Au Conservatoire, un professeur lui souffla qu’il était fait pour jouer les valets de comédie. Un autre aurait pu, à tort, le prendre comme une pique. Lionel Frésard s’en réjouit, songeant aux rôles magnifiques d’un Sganarelle (Dom Juan) ou du Scapin des Fourberies.

Et puis, oui, j’adore faire rire. L’année prochaine, je caresse d’ailleurs l’idée d’un one man show écrit avec mon camarade à Extrapol Camille Rebetez.

Un théâtre populaire au sens noble, accessible et intelligent sans être trop intello: voilà son credo.

Mi-facho mi-idiot dans la série «Crom» de la RTS

Du coup, pas si étonnant de le retrouver sur le petit écran de la RTS dans la tenue orange d’un employé de la voirie d’Yverdon-les-Bains mi-facho mi-idiot.
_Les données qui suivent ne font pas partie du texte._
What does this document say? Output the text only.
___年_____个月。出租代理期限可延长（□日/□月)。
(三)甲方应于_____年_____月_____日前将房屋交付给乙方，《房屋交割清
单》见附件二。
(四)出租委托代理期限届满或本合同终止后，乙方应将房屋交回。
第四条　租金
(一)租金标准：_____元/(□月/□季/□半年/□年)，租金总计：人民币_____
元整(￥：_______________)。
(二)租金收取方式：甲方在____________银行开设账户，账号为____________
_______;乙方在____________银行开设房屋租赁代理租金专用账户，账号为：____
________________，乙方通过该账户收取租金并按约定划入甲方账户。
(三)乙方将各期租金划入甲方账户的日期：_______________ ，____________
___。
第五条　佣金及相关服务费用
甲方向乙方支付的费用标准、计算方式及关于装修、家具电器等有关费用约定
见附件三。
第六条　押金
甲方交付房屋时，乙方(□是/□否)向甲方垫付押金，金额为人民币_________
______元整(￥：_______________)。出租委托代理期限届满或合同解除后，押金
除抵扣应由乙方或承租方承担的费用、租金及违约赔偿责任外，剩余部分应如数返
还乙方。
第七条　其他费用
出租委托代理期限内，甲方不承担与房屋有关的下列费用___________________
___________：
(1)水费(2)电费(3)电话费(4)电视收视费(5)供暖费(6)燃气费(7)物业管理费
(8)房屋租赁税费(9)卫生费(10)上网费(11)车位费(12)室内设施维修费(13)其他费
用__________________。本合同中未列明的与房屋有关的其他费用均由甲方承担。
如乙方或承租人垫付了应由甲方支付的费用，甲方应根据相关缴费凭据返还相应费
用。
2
Nous sommes en janvier 2012 et la série Crom – pour Centre de recyclage des ordures ménagères – déboule sur les écrans romands.

«Avec plusieurs camarades acteurs, dont Roland Vouilloz, je connaissais le réalisateur Bruno Deville avec la défunte Minute Kiosque en 2007 où je jouais une sorte de Mike Horn raté. Il a voulu s’entourer de la même équipe et évidemment j’ai accepté.»

Lionel Frésard reconnaît que ce fut «une belle rencontre avec l’image», qui l’a d’ailleurs poussé depuis à de petites apparitions, notamment chez Ursula Meier. «Pas facile de s’imposer sur les écrans dans notre petite région. Comme le dit Laurent Deshusses, les comédiens romands sont réputés pour leur nuque. C’est joli, non? Il y a plus de sens dans une série produite ici. Et si l’occasion se représente, bien sûr que je le referai. Sans que cela ne soit une obsession: ma passion reste le théâtre.»